In patients with relapsed or refractory (R/R) follicular lymphoma (FL), the use of the subcutaneously administered bispecific antibody, epcoritamab plus rituximab + lenalidomide (R²) demonstrated a manageable safety profile with only low-grade cytokine release syndrome (CRS) events and a high complete metabolic response rate (CMR), according to data from a presentation at the recent American Society of Hematology Annual Meeting & Exposition.

Preliminary results from arm 2b of the phase 1/2 EPCORE NHL-2 trial (NCT04663347), which examined R² and epcoritamab in patients with R/R FL, demonstrated an overall response rate of 93% and a complete metabolic response rate of 61% at the first assessment.

At the ASH Meeting, Lorenzo Falchi MD, Lymphoma Service, Memorial Sloan Kettering Cancer Center, New York, NY and colleagues presented updated data on a larger cohort and longer follow-up from arm 2b of EPCORE NHL-2.

In this study, adults with R/R CD20+ FL were treated with subcutaneous epcoritamab 48 mg + standard R² for 12 cycles of 28 days each. Epcoritamab was dosed as follows: every week, cycles 1 and 2; every 4 weeks, cycles ≥3 up to 2 years. During cycle 1 to lessen CRS, step-up epcoritamab dosing and corticosteroid prophylaxis were needed. PET-CT was employed to evaluate responses per Lugano 2014 criteria.

As of the data cutoff date of June 10, 2022, 62 patients had received epcoritamab (48 mg) + R². The average age was 65 years (range, 30–79), 58% of patients had stage IV disease, 52% had FLIPI 3–5, 31% had primary refractory disease, and 47% had experienced disease progression within 24 months after starting first-line treatment. Moreover, 50% had received 1 prior line of therapy (range, 1–9). Treatment was ongoing in 56 patients (90%), with an average follow-up of 4.0 months. A total of 6 patients discontinued therapy due to disease progression (n=4) or other reasons (death due to COVID-19, n=1; reason unknown, n=1).

The most common treatment-emergent AEs of any grade were CRS (37%; 27% grade 1, 10% grade 2, no grade 3–4), neutropenia (29%; 5% grade 1–2, 24% grade 3–4), fatigue (26%; 24% grade 1–2, 2% grade 3–4), and injection-site reactions (26%; all grade 1–2). The majority of CRS events (in 35% of all evaluable patients) occurred after the first full dose of epcoritamab. All CRS events resolved, no patients terminated treatment due to CRS, and 5 patients received tocilizumab. Immune effector cell- associated neurotoxicity syndrome [ICANS] (grade 1) transpired in 1 patient at 22 days from the beginning of treatment, and was resolved in 7 days. There were no clinical tumor lysis syndrome events.

Among 41 efficacy-evaluable patients, the overall response rate was 95% (39/41), with 73% of patients (30/41) achieving a complete metabolic response (CMR) as their best overall response.
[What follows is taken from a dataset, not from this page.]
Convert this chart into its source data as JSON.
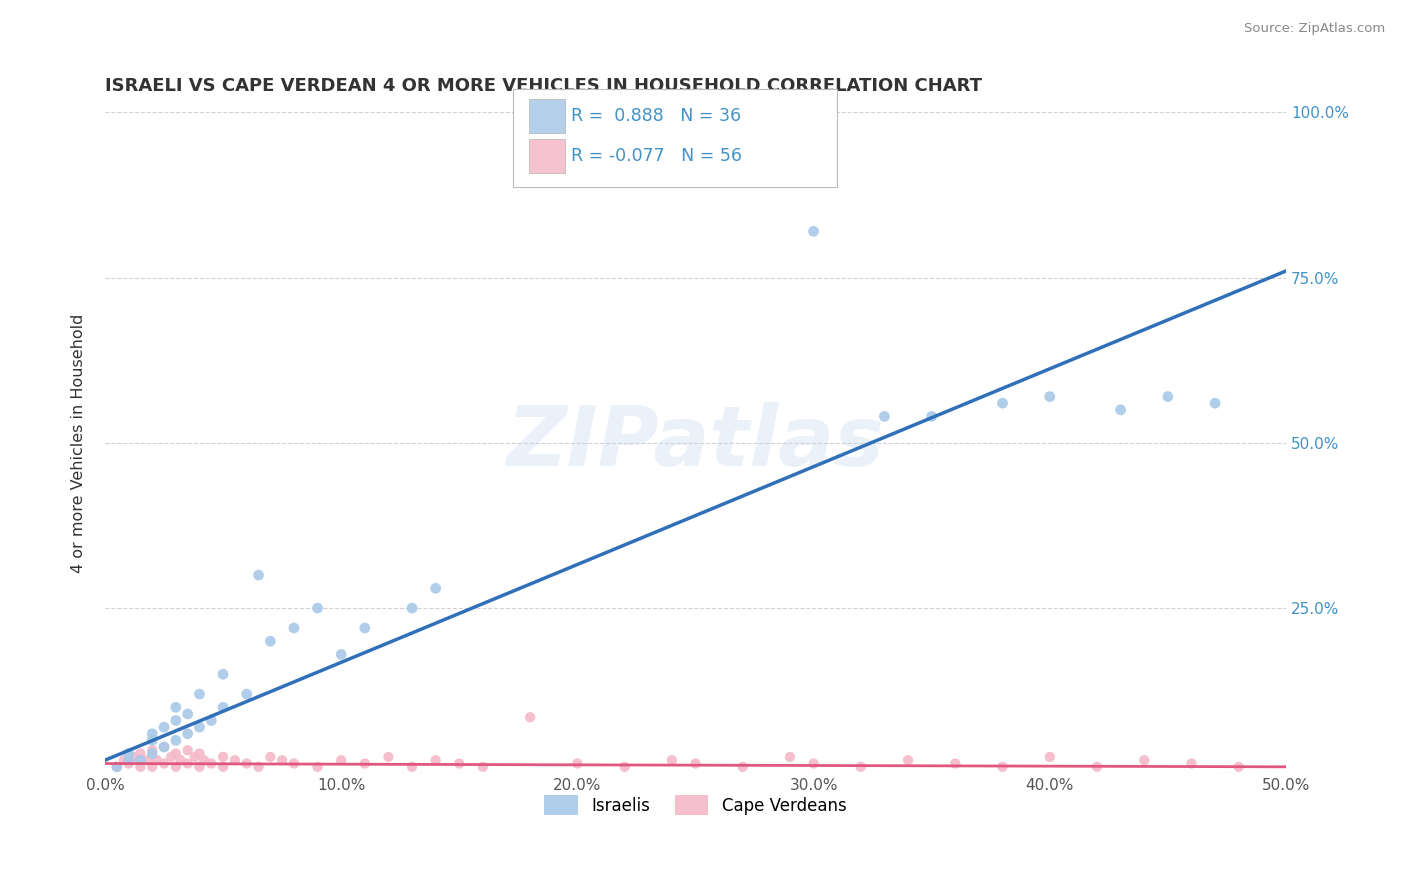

Most CMRs (27/30) were reached by the first assessment at week 6, and almost all (29/30) were ongoing at the time of data cutoff. Of the 9 patients with a partial metabolic response, 6 had an ongoing response at the time of data cutoff. The longest duration of response was 4.5+ months. Average progression-free survival was not achieved.

The authors concluded that among patients with R/R FL, subcutaneous epcoritamab + R2 demonstrated a manageable safety profile with only low-grade CRS events, primarily noted following the first full dose and all of which resolved and there were no new safety signals identified.

Dr. Falchi and colleagues stated, “ Data from this cohort are very encouraging with a high CMR rate observed in patients with R/R FL. These data are consistent with prior results from the EPCORE NHL-2 trial and supportive of ongoing investigation of epcoritamab + R² in patients with R/R FL. A phase 3 trial of epcoritamab + R² compared with R² alone in patients with R/R FL (EPCORE FL‑1) will open in 2022.” 

Source:

Falchi L. et al. Subcutaneous Epcoritamab with Rituximab + Lenalidomide in Patients with Relapsed or Refractory Follicular Lymphoma: Phase 1/2 Trial Update Presented at the 2022 American Society of Hematology Annual Meeting; December 10-13; New Orleans, LA. Abstract 609.